Danach war es dann auch genug – und ich wollte nur noch heimwärts. Allerdings musste ich davor noch aus der Tiefgarage kommen – was sich als nicht so einfach herausstellte, kam ich doch gar nicht erst in diese herein. Für den Zutritt benötigte man eine App, die ich aber nicht besaß – und leider aufgrund fehlender Informationen auch nicht herunterladen konnte (es stand an der Tür, DASS ich eine App benötigte, aber nicht, WELCHE App…). Zum Glück (so dachte ich) war an der Tür eine Hotlinenummer angegeben, die ich dann anrief. Ich landete bei einem Mitarbeiter, der ähnlich schlecht Englisch sprach wie ich und nach eigenen Angaben gerade seinen zweiten Tag als Hotliner hatte. Im Regen an einer vielbefahrenen Straße vor dem Parkhaus stehend, führte das ob des Verkehrslärms brüllend geführte Gespräch irgendwie nicht wirklich zum Ziel, so dass ich irgendwann die Chance nutzte, mit einer App besitzenden Person in das Parkhaus zu schlüpfen. Nun war ich zwar drinnen, aber mit dem Auto noch nicht wieder draußen – und so etwas wie einen Parkscheinautomaten gab es offensichtlich nicht – ganz davon ab hatte ich so etwas wie einen Parkschein nicht, da ich einfach so einfahren konnte: Die vorhandene Schranke hatte sich einfach geöffnet. Beim Versuch, auszufahren, funktionierte das nicht – die Schranke blieb zu. Einige befragte andere Parkhausgäste verwiesen alle auf die schon erwähnte App – die mir aber nicht helfen würde, da ich sie ja bei der Einfahrt nicht genutzt hatte und sie somit gar nicht wüsste, dass ich drin war und sie mich auslassen müsste. Ich sah mich also schon mit dem Zug zurückfahren und mein Auto auf immer und ewig in der Garage lassend, als ich einen Parkhausmitarbeiter erspähte, der zielstrebig auf das bis dahin unbesetzte Parkhausmitabeiterhäuschen zustrebte. Dieser zeigte sich ob meiner Geschichte etwas ungläubig (da man seiner Meinung nach ohne App gar nicht hätte einfahren können), handelte dann aber pragmatisch und ließ mich aus der Garage fahren. Somit war ich dann draußen – und hatte darüber hinaus Geld gespart, denn Parken in den Niederlanden ist durchaus nicht billig (ab 6 EUR pro Stunde).

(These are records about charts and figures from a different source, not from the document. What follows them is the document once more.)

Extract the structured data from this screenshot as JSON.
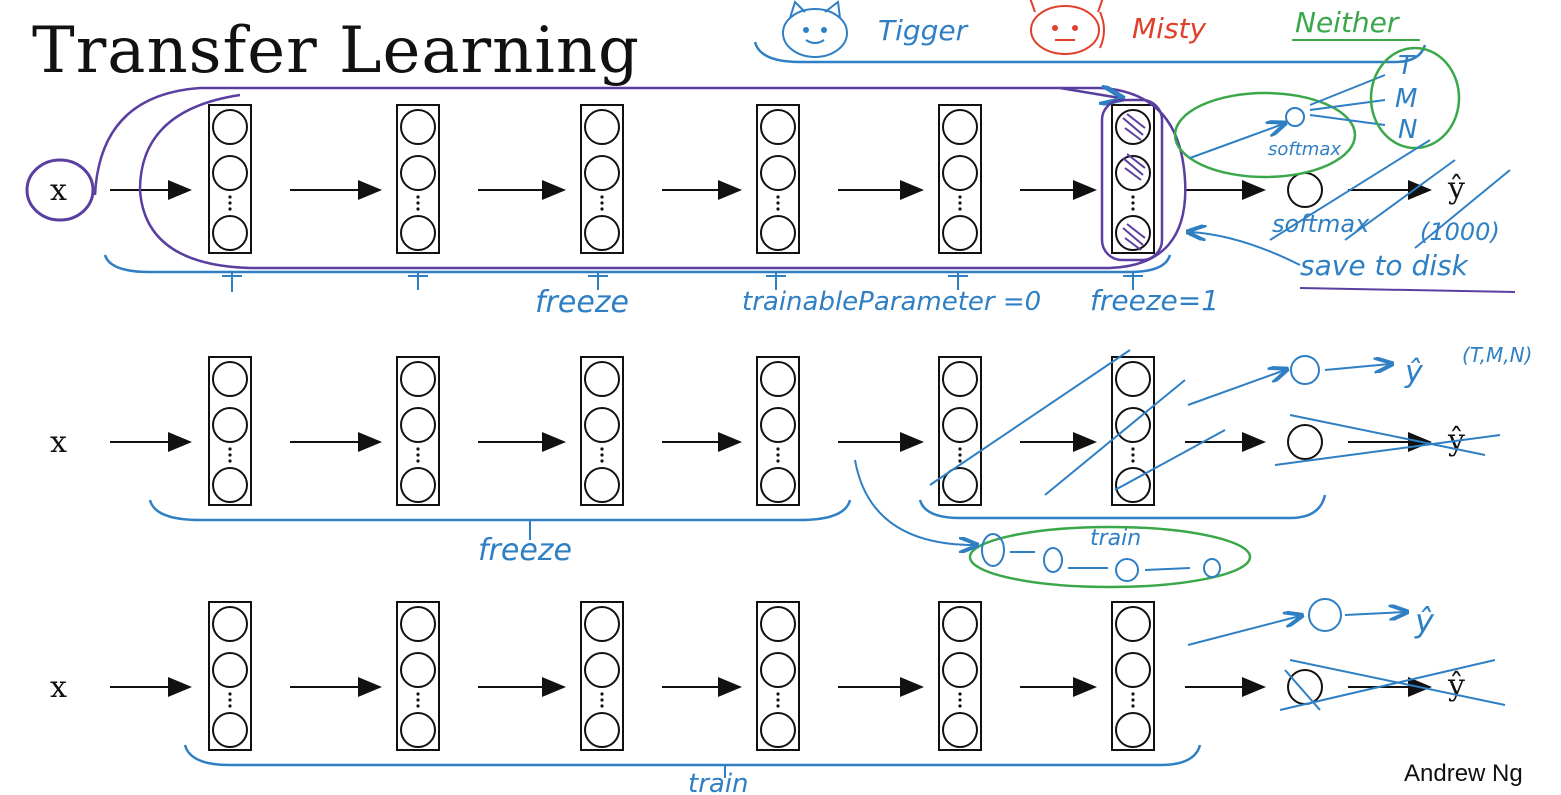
{
  "title": "Transfer Learning",
  "author": "Andrew Ng",
  "input_label": "x",
  "colors": {
    "ink": "#111111",
    "blue": "#2f7fc4",
    "purple": "#5a3fa0",
    "red": "#e0402a",
    "green": "#3aa84a"
  },
  "legend": {
    "tigger": "Tigger",
    "misty": "Misty",
    "neither": "Neither"
  },
  "row1": {
    "output_label": "ŷ",
    "softmax_old": "softmax",
    "softmax_old_size": "(1000)",
    "softmax_new": "softmax",
    "classes": [
      "T",
      "M",
      "N"
    ],
    "save_note": "save to disk",
    "brace_labels": [
      "freeze",
      "trainableParameter =0",
      "freeze=1"
    ]
  },
  "row2": {
    "output_label": "ŷ",
    "output_classes": "(T,M,N)",
    "freeze_label": "freeze",
    "train_label": "train"
  },
  "row3": {
    "output_label": "ŷ",
    "train_label": "train"
  }
}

Für den ersten Tag waren es viel Aufregung und viele Eindrücke. Kurz noch zum Supermarkt (…holla, jeder der sich über die Preise in Deutschland beschwert, sollte mal nach Holland fahren… 😉), dann in mein Gemach vor den Fernseher, bevor es dann recht früh ins Bett ging – und heute Nacht habe ich fantastisch geschlafen…
In diesem Sinne…

Ick freu mir
Genial 🤩 Weiter viel Spaß!
VG Harald
Es liest sich, als wäre man dabei. Einfach Klasse und man wartet schon auf die nächsten Seiten. Sehr erfrischen, weiterhin schönen Urlaub!
LG Detlev
Na endlich wieder Lesestoff und tolle Bilder!
….alles sehr aufregend…..ich wäre sicher total überfordert.
So hätte ich es auch gemacht: Mitarbeiter suchen.